Streit über Rentenpaket: Was passiert mit der Rente?
Das Bundeskabinett hatte das Rentenpaket schon beschlossen, doch jetzt könnte es an 18 jungen Unionsabgeordneten scheitern. Worum es eigentlich geht.
In der Regierung gibt es Zoff um die Rente. Kann daran die Koalition zerbrechen?
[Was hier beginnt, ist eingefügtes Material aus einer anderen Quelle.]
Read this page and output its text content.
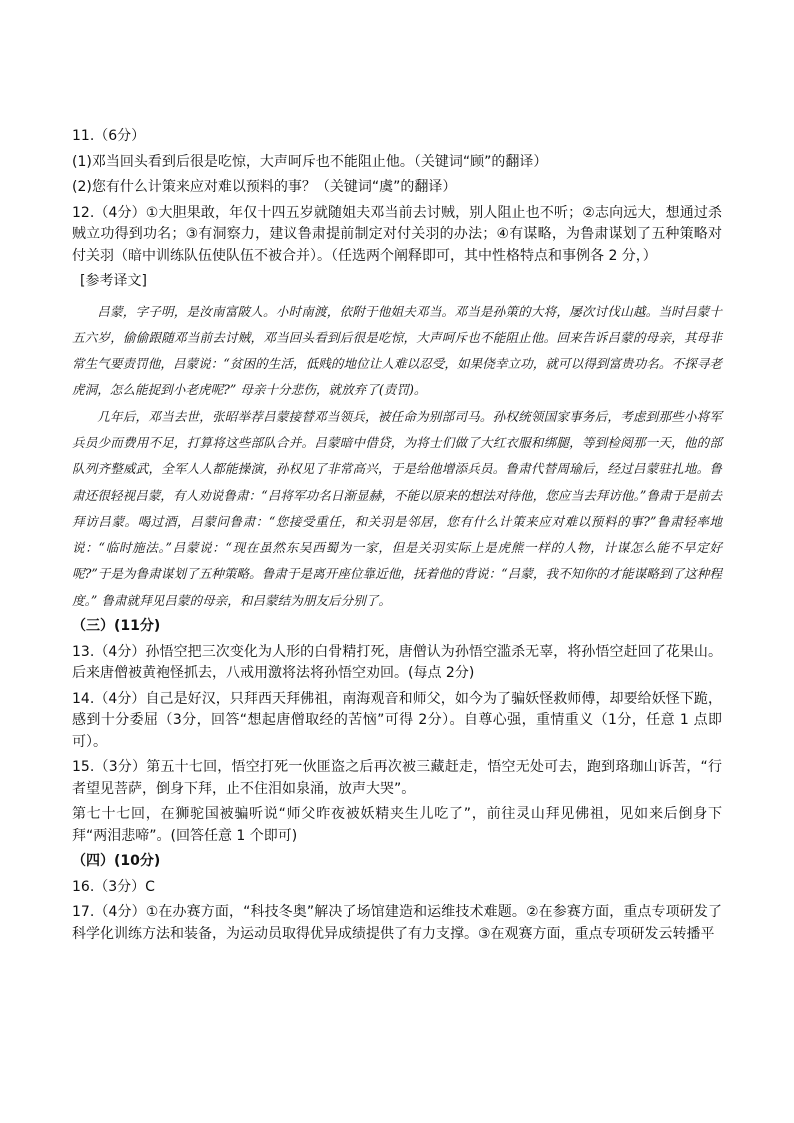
11.（6分）

(1)邓当回头看到后很是吃惊，大声呵斥也不能阻止他。（关键词“顾”的翻译）

(2)您有什么计策来应对难以预料的事？（关键词“虞”的翻译）

12.（4分）①大胆果敢，年仅十四五岁就随姐夫邓当前去讨贼，别人阻止也不听；②志向远大，想通过杀贼立功得到功名；③有洞察力，建议鲁肃提前制定对付关羽的办法；④有谋略，为鲁肃谋划了五种策略对付关羽（暗中训练队伍使队伍不被合并）。（任选两个阐释即可，其中性格特点和事例各 2 分，）

[参考译文]

吕蒙，字子明，是汝南富陂人。小时南渡，依附于他姐夫邓当。邓当是孙策的大将，屡次讨伐山越。当时吕蒙十五六岁，偷偷跟随邓当前去讨贼，邓当回头看到后很是吃惊，大声呵斥也不能阻止他。回来告诉吕蒙的母亲，其母非常生气要责罚他，吕蒙说：“贫困的生活，低贱的地位让人难以忍受，如果侥幸立功，就可以得到富贵功名。不探寻老虎洞，怎么能捉到小老虎呢?” 母亲十分悲伤，就放弃了(责罚)。

几年后，邓当去世，张昭举荐吕蒙接替邓当领兵，被任命为别部司马。孙权统领国家事务后，考虑到那些小将军兵员少而费用不足，打算将这些部队合并。吕蒙暗中借贷，为将士们做了大红衣服和绑腿，等到检阅那一天，他的部队列齐整威武，全军人人都能操演，孙权见了非常高兴，于是给他增添兵员。鲁肃代替周瑜后，经过吕蒙驻扎地。鲁肃还很轻视吕蒙，有人劝说鲁肃：“吕将军功名日渐显赫，不能以原来的想法对待他，您应当去拜访他。”鲁肃于是前去拜访吕蒙。喝过酒，吕蒙问鲁肃：“您接受重任，和关羽是邻居，您有什么计策来应对难以预料的事?”鲁肃轻率地　说：“临时施法。”吕蒙说：“现在虽然东吴西蜀为一家，但是关羽实际上是虎熊一样的人物，计谋怎么能不早定好呢?”于是为鲁肃谋划了五种策略。鲁肃于是离开座位靠近他，抚着他的背说：“吕蒙，我不知你的才能谋略到了这种程度。” 鲁肃就拜见吕蒙的母亲，和吕蒙结为朋友后分别了。

（三）(11分)

13.（4分）孙悟空把三次变化为人形的白骨精打死，唐僧认为孙悟空滥杀无辜，将孙悟空赶回了花果山。后来唐僧被黄袍怪抓去，八戒用激将法将孙悟空劝回。(每点 2分)

14.（4分）自己是好汉，只拜西天拜佛祖，南海观音和师父，如今为了骗妖怪救师傅，却要给妖怪下跪，感到十分委屈（3分，回答“想起唐僧取经的苦恼”可得 2分）。自尊心强，重情重义（1分，任意 1 点即可）。

15.（3分）第五十七回，悟空打死一伙匪盗之后再次被三藏赶走，悟空无处可去，跑到珞珈山诉苦，“行者望见菩萨，倒身下拜，止不住泪如泉涌，放声大哭”。

第七十七回，在狮驼国被骗听说“师父昨夜被妖精夹生儿吃了”，前往灵山拜见佛祖，见如来后倒身下拜“两泪悲啼”。(回答任意 1 个即可)

（四）(10分)

16.（3分）C

17.（4分）①在办赛方面，“科技冬奥”解决了场馆建造和运维技术难题。②在参赛方面，重点专项研发了科学化训练方法和装备，为运动员取得优异成绩提供了有力支撑。③在观赛方面，重点专项研发云转播平
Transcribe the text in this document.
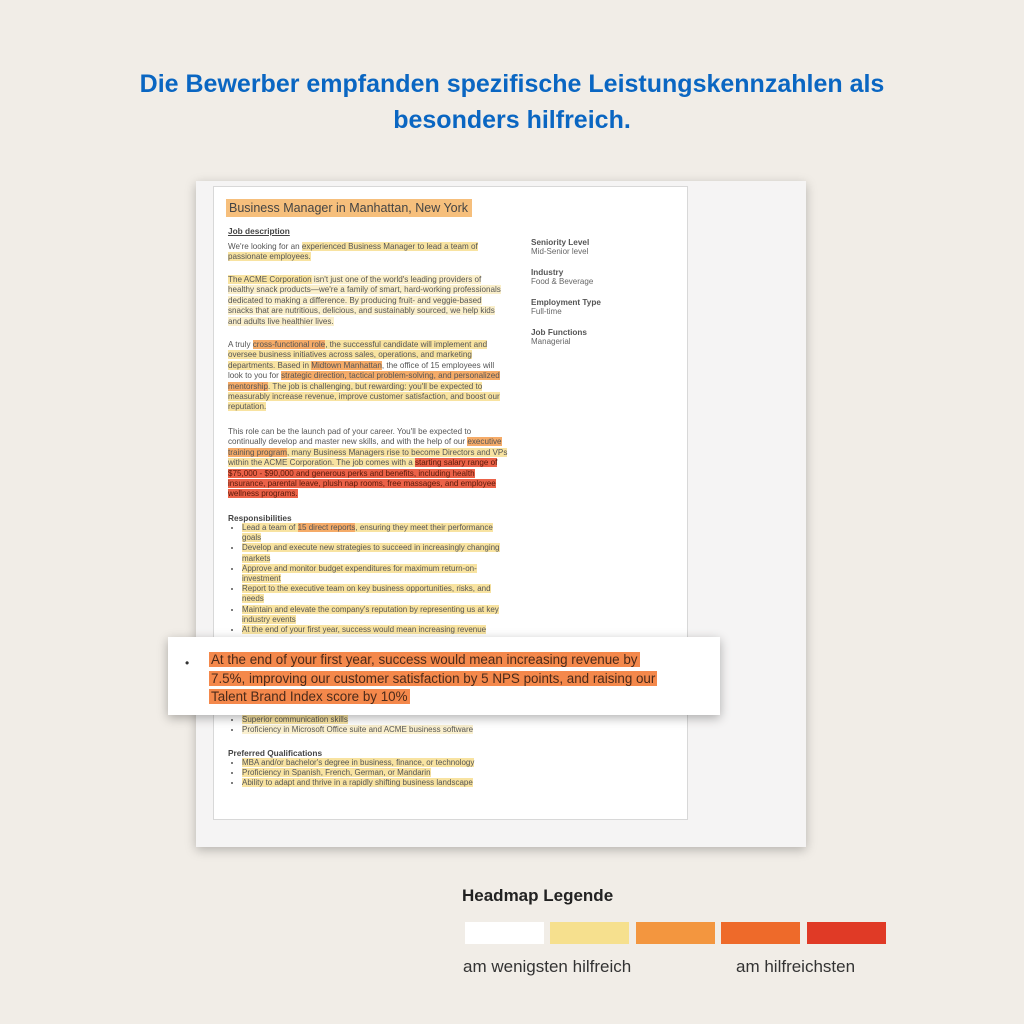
Die Bewerber empfanden spezifische Leistungskennzahlen als besonders hilfreich.

Business Manager in Manhattan, New York

Job description

We're looking for an experienced Business Manager to lead a team of passionate employees.

The ACME Corporation isn't just one of the world's leading providers of healthy snack products—we're a family of smart, hard-working professionals dedicated to making a difference. By producing fruit- and veggie-based snacks that are nutritious, delicious, and sustainably sourced, we help kids and adults live healthier lives.

A truly cross-functional role, the successful candidate will implement and oversee business initiatives across sales, operations, and marketing departments. Based in Midtown Manhattan, the office of 15 employees will look to you for strategic direction, tactical problem-solving, and personalized mentorship. The job is challenging, but rewarding: you'll be expected to measurably increase revenue, improve customer satisfaction, and boost our reputation.

This role can be the launch pad of your career. You'll be expected to continually develop and master new skills, and with the help of our executive training program, many Business Managers rise to become Directors and VPs within the ACME Corporation. The job comes with a starting salary range of $75,000 - $90,000 and generous perks and benefits, including health insurance, parental leave, plush nap rooms, free massages, and employee wellness programs.

Responsibilities

• Lead a team of 15 direct reports, ensuring they meet their performance goals
• Develop and execute new strategies to succeed in increasingly changing markets
• Approve and monitor budget expenditures for maximum return-on-investment
• Report to the executive team on key business opportunities, risks, and needs
• Maintain and elevate the company's reputation by representing us at key industry events
• At the end of your first year, success would mean increasing revenue
• Superior communication skills
• Proficiency in Microsoft Office suite and ACME business software

Preferred Qualifications

• MBA and/or bachelor's degree in business, finance, or technology
• Proficiency in Spanish, French, German, or Mandarin
• Ability to adapt and thrive in a rapidly shifting business landscape

Seniority Level

Mid-Senior level

Industry

Food & Beverage

Employment Type

Full-time

Job Functions

Managerial

• At the end of your first year, success would mean increasing revenue by 7.5%, improving our customer satisfaction by 5 NPS points, and raising our Talent Brand Index score by 10%

Headmap Legende

am wenigsten hilfreich	am hilfreichsten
Eher unwahrscheinlich. Zwar hat SPD-Arbeitsministerin Bärbel Bas vor einem Koalitionsbruch gewarnt und der Fraktionschef der Union, Jens Spahn, jüngst hinter verschlossenen Türen verkündet, man werde nicht zusammen mit der SPD sterben. Auch hält das Geraune über eine mögliche Minderheitsregierung weiter an. Aber keiner will die Koalition platzen lassen, denn zu gewinnen gibt es da nichts: Die Mehrheiten danach wären nicht besser, das Regieren nicht einfacher. Sicher ausschließen kann man dennoch nichts. Weil die Union handwerklich schlecht regiert, sind Unfälle vorstellbar.
Worum geht’s überhaupt?
Union und SPD haben sich im Koalitionsvertrag darauf geeinigt, das Rentenniveau bis 2031 bei 48 Prozent zu stabilisieren. Diese sogenannte Haltelinie ist in diesem Jahr ausgelaufen. Das Kabinett hat den Gesetzentwurf bereits abgesegnet, jetzt muss er durch den Bundestag. Doch 18 junge Abgeordnete der Unionsfraktion wollen nicht zustimmen. Sie behaupten, der Gesetzentwurf von Bärbel Bas ginge über den Koalitionsvertrag hinaus – und warnen vor milliardenschweren Folgekosten.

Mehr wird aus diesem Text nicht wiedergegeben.